L’entreprise de cybersécurité ReliaQuest a confirmé que l’un de ses employés avait été la cible d’une attaque d’ingénierie sociale au cours de laquelle les attaquants s’étaient fait passer pour un membre de l’équipe de sécurité, mais que leur tentative d’accéder aux systèmes et aux données de l’entreprise avait échoué. L’entreprise a expliqué que les attaquants avaient appelé plusieurs employés et tenté de les rediriger vers une fausse page de connexion au service d’authentification unique SSO hébergée derrière un réseau de distribution de contenu.
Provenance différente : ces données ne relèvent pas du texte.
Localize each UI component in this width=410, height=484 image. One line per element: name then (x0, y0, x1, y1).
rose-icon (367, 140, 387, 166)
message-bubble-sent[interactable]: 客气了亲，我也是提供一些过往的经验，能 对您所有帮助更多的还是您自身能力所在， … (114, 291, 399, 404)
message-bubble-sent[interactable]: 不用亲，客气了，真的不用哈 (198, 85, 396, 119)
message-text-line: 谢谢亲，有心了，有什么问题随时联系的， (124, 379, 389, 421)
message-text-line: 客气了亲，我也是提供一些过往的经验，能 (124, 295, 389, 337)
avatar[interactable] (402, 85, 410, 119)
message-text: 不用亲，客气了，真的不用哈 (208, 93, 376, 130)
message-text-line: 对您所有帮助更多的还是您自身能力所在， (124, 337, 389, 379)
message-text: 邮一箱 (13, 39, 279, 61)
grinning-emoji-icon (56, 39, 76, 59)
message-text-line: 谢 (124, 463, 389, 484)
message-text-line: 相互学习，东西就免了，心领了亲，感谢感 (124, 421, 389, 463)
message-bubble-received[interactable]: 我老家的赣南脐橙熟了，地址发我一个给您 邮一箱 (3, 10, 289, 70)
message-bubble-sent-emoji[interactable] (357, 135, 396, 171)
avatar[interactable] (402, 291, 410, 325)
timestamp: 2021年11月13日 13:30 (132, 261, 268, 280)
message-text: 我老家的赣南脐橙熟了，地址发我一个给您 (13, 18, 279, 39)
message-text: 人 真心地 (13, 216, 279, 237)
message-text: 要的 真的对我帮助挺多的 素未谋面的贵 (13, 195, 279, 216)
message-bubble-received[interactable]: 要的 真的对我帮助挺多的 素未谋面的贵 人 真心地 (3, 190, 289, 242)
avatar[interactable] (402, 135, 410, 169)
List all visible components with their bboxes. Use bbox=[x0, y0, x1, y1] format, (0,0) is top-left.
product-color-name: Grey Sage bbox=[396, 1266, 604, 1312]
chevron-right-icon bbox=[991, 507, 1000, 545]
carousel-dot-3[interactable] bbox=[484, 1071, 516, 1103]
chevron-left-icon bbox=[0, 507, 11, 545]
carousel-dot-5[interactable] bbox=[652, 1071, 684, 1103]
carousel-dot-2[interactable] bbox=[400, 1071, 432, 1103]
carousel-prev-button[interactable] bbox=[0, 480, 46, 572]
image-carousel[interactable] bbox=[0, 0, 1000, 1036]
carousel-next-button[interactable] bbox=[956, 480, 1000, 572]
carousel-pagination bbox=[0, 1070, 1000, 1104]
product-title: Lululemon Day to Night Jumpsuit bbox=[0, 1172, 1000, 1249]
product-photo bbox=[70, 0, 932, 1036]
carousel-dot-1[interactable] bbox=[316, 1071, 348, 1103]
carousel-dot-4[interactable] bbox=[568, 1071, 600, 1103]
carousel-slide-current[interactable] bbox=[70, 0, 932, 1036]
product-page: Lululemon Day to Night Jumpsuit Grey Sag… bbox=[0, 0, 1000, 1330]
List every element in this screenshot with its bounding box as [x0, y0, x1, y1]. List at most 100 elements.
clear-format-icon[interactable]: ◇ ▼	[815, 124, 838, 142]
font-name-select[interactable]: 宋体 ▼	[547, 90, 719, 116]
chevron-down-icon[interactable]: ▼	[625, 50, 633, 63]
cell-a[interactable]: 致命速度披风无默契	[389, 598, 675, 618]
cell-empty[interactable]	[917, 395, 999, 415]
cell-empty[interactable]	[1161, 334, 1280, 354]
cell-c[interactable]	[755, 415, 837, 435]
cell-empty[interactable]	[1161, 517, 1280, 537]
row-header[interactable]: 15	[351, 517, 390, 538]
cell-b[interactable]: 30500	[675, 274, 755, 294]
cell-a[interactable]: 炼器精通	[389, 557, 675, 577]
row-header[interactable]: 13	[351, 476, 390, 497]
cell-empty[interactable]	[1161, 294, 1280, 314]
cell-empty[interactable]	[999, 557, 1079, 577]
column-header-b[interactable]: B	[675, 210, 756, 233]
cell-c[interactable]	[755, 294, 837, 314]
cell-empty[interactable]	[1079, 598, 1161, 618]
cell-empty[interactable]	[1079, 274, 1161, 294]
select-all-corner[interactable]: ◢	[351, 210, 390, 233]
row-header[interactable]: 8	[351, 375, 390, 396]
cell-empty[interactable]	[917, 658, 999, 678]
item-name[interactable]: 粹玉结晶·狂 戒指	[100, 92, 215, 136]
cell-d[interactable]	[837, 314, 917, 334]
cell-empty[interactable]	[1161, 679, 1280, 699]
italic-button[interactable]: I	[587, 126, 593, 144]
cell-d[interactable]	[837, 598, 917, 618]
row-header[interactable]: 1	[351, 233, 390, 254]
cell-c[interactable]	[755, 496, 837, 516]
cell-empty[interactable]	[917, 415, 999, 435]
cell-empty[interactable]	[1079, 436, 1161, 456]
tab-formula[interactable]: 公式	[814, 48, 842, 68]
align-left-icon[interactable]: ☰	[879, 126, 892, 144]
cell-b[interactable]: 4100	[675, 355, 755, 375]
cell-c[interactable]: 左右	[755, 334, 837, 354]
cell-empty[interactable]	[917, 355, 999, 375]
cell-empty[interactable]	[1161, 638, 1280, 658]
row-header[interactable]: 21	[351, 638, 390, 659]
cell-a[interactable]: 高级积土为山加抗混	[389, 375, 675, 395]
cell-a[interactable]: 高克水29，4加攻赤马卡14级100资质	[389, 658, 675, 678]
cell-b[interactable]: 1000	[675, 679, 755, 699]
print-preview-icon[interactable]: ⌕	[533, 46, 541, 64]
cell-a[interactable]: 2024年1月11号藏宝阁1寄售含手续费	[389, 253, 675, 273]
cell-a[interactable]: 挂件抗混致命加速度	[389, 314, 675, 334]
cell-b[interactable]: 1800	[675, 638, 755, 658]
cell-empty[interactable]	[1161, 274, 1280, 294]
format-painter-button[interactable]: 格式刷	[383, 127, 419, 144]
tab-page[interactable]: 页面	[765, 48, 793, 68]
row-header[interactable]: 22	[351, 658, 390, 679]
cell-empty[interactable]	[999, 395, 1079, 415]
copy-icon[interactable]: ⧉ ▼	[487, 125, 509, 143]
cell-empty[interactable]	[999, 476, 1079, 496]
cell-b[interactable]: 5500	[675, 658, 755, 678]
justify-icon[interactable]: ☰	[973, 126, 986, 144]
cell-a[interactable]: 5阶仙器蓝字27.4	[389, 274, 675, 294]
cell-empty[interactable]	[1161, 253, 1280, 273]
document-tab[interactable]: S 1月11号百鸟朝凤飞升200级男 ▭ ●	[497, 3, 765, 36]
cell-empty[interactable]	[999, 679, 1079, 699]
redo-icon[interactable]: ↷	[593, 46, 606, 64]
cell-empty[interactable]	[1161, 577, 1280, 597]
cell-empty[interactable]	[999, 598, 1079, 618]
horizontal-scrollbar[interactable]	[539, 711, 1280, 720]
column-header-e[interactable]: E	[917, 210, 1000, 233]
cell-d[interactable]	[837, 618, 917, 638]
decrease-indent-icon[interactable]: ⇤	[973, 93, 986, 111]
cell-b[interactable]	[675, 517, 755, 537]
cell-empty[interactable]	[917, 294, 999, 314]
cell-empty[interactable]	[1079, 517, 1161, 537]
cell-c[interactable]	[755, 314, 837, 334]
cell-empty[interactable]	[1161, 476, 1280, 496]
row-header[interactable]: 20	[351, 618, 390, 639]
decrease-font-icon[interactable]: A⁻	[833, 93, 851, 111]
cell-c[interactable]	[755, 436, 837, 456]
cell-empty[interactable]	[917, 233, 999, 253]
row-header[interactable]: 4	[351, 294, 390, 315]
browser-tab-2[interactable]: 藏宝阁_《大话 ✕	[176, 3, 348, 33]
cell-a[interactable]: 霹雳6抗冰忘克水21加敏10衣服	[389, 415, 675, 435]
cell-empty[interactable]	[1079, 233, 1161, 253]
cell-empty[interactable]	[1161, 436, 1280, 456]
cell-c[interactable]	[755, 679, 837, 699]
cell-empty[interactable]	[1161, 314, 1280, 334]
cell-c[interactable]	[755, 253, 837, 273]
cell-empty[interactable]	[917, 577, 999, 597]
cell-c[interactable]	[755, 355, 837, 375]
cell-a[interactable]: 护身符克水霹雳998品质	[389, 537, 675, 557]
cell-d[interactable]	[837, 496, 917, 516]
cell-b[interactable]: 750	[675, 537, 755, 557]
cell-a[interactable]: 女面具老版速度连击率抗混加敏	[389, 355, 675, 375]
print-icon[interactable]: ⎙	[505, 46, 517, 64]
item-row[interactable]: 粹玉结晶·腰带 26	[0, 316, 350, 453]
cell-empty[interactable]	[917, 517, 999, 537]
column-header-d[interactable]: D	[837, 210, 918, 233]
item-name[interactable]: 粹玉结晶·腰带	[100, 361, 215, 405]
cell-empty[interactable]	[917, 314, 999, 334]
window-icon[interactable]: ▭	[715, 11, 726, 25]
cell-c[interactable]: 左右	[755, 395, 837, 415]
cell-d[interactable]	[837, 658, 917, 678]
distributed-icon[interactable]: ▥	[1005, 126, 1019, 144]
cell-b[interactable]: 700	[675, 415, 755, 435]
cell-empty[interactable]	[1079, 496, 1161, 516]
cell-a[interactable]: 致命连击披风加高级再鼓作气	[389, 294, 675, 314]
L’affaire a commencé après que l’unité de recherche sur les menaces de ReliaQuest a alerté sur une campagne qu’elle attribue au groupe d’extorsion ShinyHunters, reposant sur l’enregistrement de domaines sous l’extension .claims et la création d’adresses ressemblant aux domaines des services d’assistance et des équipes informatiques des organisations ciblées. L’entreprise a indiqué que les domaines suivaient un modèle comprenant le nom ou l’abréviation de l’organisation avant l’extension, tandis que des sources de BleepingComputer ont identifié le domaine utilisé lors de cet incident comme étant reliaquest.claims.
Un accès temporaire sans franchissement vers les applications
L’un des employés ciblés a réussi à saisir ses identifiants sur la fausse page SSO et a également approuvé une notification d’authentification multifacteur sur son téléphone. Cela a donné à l’attaquant un accès temporaire en lecture seule au tableau de bord d’identité de ReliaQuest. Il semble que l’attaquant ait utilisé le nom d’un véritable employé de l’équipe de sécurité lors des appels d’hameçonnage vocal.
Cependant, l’accès ne s’est pas transformé en compromission plus large. L’entreprise a déclaré que les contrôles de confiance des appareils avaient empêché les tentatives ultérieures d’accès aux applications via le tableau de bord d’identité et que l’attaquant continuait de recevoir des refus lorsqu’il tentait d’utiliser ces applications. Selon ReliaQuest, aucune de ses applications ou de ses systèmes n’a été consulté et les données des clients n’ont pas été touchées.
L’entreprise a mis fin aux sessions de l’attaquant, révoqué le mot de passe exposé et réinitialisé tous les jetons d’authentification. Elle a également vérifié l’application des contrôles d’accès, de la confiance des appareils et de l’accès depuis l’intérieur du réseau depuis le 21 août, et a déclaré que l’enquête n’avait trouvé aucun élément attestant d’un accès à d’autres comptes, applications ou données, ni de la création par l’attaquant d’un mécanisme de persistance au sein de ses systèmes.
Que montre concrètement cet incident ?
L’incident révèle que le succès d’un hameçonnage, le vol d’identifiants et l’approbation d’une demande MFA ne signifient pas automatiquement que l’attaquant est capable d’accéder aux ressources de l’organisation. Dans ce cas, une couche ultérieure de contrôles a bloqué les tentatives provenant d’un appareil ou d’un contexte ne satisfaisant pas aux exigences de confiance. Il s’agit d’une interprétation fondée sur la chronologie de l’incident telle que décrite par ReliaQuest, et non d’un élément prouvant que l’authentification multifacteur seule a empêché la compromission.
ShinyHunters a publié des captures d’écran qu’il présente comme la preuve du piratage d’un compte Okta SSO appartenant à un employé de ReliaQuest, puis a intégré ces captures à son site de divulgation de données. Dans une publication, le groupe a fait référence aux précédents rapports de ReliaQuest le concernant et a également déclaré à BleepingComputer que son accès était limité à la lecture et ne s’étendait pas aux applications, aux systèmes ou aux données des clients. Toutefois, ReliaQuest n’a pas confirmé davantage que l’entité ayant mené l’attaque était ShinyHunters ; l’attribution de l’incident au groupe reste donc une allégation non tranchée au vu des informations disponibles.